L’importanza della “rete” per la prevenzione dell’ipovisione e delle vista fragile

 

Le stime OMS su cecità e ipovisione (Vision impairment and blindness, WHO, Fact Sheet, October 2020), pubblicate in occasione della giornata mondiale della vista, mostrano che nel mondo un miliardo di persone ha una disabilità visiva che avrebbe potuto essere prevenuta o deve ancora essere affrontata.

Questo miliardo include persone con deficit della vista a distanza moderata o grave o cecità dovuta a errore di rifrazione non affrontato (123,7 milioni), cataratta (65,2 milioni), glaucoma (6,9 milioni), opacità corneali (4,2 milioni), retinopatia diabetica (3 milioni) e tracoma (2 milioni), così come disturbi della vista da vicino causati da presbiopia non affrontata (826 milioni).

La ridotta abilità visiva condiziona la qualità della vita, nell’adulto e nell’anziano; le conseguenze associate alla perdita della vista, infatti, sono molte più di quanto non possano apparire, per esempio il rischio di incidenti, cadute e lesioni, l’isolamento sociale, la perdita di indipendenza, di mobilità e di autonomia, fino alla depressione.

Se già le statistiche mettevano in luce il problema, adesso è ancora più evidente la necessità di rinnovare l’interesse scientifico e istituzionale nei riguardi della prevenzione dell’ipovisione e della vista fragile.
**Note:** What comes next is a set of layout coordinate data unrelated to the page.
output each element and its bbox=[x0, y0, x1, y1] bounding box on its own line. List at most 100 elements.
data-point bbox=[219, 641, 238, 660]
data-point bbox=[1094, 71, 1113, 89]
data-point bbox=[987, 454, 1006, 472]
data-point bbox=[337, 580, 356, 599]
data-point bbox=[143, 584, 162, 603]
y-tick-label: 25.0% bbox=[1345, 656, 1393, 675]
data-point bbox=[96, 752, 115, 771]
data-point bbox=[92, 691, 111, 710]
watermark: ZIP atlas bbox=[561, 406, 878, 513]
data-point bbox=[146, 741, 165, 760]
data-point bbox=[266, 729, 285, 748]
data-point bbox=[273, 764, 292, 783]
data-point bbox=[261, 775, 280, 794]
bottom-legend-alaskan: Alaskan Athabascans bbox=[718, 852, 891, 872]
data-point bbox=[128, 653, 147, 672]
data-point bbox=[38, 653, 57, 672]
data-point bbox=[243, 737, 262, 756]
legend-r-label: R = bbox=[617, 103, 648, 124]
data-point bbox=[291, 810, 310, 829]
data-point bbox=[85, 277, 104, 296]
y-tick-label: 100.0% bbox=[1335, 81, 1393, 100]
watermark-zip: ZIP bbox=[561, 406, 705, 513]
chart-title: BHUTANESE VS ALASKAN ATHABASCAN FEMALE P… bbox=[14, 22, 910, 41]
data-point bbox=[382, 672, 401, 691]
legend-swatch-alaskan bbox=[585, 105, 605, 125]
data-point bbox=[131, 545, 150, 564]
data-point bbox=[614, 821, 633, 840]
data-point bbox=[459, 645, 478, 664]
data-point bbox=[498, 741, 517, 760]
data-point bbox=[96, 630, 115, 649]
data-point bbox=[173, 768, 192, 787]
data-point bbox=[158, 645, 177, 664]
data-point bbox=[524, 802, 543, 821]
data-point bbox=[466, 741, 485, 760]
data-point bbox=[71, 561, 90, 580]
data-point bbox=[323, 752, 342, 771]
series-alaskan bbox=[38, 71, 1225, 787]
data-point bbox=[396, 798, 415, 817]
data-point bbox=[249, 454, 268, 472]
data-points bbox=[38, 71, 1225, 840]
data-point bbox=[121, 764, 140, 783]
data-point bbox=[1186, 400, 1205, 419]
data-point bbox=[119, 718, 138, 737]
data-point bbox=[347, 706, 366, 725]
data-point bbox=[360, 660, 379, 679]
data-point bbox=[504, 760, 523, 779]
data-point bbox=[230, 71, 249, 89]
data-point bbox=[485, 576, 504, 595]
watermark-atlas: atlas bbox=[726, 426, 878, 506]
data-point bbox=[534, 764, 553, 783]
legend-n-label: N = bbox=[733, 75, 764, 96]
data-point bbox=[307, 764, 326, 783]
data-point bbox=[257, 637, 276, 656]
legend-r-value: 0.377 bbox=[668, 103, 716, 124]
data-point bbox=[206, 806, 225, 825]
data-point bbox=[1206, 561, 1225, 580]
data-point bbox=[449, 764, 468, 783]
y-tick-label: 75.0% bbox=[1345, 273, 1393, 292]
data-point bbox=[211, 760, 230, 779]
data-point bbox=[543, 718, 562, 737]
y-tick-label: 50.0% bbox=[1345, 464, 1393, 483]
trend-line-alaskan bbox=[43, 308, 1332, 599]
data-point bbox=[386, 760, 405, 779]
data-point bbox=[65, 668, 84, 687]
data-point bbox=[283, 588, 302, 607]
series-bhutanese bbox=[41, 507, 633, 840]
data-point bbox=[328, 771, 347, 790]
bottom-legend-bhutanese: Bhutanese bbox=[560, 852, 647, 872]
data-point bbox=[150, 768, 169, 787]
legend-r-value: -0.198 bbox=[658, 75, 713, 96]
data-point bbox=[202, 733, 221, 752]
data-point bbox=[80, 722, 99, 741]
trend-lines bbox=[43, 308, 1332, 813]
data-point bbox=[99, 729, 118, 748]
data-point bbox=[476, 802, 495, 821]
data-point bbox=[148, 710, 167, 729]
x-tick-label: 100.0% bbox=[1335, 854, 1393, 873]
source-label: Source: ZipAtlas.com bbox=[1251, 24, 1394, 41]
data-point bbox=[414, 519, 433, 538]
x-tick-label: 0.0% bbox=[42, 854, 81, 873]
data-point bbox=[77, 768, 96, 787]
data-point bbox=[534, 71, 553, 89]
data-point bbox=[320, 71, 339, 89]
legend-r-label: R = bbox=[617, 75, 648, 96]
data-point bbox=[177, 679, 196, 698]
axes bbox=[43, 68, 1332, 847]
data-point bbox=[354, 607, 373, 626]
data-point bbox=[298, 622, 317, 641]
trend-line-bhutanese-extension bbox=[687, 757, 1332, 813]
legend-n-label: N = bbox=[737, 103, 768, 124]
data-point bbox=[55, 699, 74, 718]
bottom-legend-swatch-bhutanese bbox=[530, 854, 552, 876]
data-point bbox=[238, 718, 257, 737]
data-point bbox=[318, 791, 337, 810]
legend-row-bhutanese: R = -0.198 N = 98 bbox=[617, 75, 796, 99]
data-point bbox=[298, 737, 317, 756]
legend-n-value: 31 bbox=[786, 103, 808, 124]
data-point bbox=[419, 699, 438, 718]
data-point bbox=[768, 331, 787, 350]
Riconoscere precocemente questa condizione permette di intervenire a supporto del benessere individuale e bloccare o rallentare il decorso delle patologie del sistema visivo dove possibile. 
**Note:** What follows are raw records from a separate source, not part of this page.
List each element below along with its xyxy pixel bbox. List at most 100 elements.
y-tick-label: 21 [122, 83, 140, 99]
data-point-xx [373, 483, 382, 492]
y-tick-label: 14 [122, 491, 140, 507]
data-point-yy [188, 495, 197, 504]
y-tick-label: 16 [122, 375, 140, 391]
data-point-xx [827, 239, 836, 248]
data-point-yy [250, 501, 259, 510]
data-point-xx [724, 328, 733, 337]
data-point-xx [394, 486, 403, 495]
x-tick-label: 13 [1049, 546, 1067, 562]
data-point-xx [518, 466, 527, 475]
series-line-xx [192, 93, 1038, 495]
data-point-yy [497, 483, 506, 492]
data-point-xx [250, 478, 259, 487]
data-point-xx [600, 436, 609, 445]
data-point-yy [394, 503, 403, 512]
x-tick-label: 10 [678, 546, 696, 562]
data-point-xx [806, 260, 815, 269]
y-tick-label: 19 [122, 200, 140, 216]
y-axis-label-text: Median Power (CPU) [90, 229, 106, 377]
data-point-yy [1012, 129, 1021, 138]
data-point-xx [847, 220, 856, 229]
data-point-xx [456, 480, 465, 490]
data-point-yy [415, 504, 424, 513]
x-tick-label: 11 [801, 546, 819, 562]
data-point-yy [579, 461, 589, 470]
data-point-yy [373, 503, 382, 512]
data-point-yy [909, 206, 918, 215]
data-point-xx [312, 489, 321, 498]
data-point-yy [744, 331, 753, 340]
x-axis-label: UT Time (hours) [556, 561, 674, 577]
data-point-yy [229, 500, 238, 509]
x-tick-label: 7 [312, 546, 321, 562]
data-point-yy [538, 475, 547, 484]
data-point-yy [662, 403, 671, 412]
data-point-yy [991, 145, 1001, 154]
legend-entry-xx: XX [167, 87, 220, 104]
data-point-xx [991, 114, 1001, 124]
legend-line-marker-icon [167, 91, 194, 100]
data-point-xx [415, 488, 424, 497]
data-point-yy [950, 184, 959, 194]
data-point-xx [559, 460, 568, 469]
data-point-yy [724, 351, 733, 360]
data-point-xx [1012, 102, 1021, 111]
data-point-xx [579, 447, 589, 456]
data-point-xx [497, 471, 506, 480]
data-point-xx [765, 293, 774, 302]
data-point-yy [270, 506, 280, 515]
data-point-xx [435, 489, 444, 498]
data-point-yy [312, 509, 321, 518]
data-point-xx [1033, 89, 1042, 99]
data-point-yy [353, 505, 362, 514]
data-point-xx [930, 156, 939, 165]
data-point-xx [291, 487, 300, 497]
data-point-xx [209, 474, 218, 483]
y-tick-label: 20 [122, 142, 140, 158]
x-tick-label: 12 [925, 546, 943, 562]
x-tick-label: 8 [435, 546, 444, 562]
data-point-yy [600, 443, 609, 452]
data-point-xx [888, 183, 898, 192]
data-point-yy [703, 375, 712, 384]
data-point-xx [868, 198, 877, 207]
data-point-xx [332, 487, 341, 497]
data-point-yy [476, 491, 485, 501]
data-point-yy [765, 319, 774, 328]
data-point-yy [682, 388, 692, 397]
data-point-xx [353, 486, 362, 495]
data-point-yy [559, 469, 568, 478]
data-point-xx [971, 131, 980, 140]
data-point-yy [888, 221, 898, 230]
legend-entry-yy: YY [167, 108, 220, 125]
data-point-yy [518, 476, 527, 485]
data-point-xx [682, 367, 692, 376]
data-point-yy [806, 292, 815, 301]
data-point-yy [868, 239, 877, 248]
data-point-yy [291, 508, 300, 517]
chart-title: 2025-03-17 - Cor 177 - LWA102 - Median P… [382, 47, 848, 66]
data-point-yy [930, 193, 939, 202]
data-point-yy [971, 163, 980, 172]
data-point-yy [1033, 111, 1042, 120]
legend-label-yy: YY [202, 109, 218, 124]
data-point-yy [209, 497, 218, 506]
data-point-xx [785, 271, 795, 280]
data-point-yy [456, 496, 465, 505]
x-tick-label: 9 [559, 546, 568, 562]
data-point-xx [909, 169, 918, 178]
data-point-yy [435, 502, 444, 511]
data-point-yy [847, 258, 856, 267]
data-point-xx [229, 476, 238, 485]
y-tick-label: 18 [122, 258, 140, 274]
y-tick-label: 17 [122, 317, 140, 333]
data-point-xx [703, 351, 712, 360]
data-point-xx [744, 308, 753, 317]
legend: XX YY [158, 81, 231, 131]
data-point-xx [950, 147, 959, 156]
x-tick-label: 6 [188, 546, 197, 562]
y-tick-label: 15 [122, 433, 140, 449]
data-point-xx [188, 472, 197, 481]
Per il paziente ipovedente oggi è essenziale trovare una rete di competenze sul territorio che lo guidi e lo assista al meglio nel suo percorso di benessere visivo, affinché le attività quotidiane (lettura, pittura, scrittura, lavoro, passeggiate) proseguano in autonomia e più a lungo possibile. 

“Rete” diventa quindi la parola chiave per una visione multidisciplinare di accompagnamento in un percorso che vede lavorare insieme le figure dell’oculista, dell’ottico, dell’ortottista.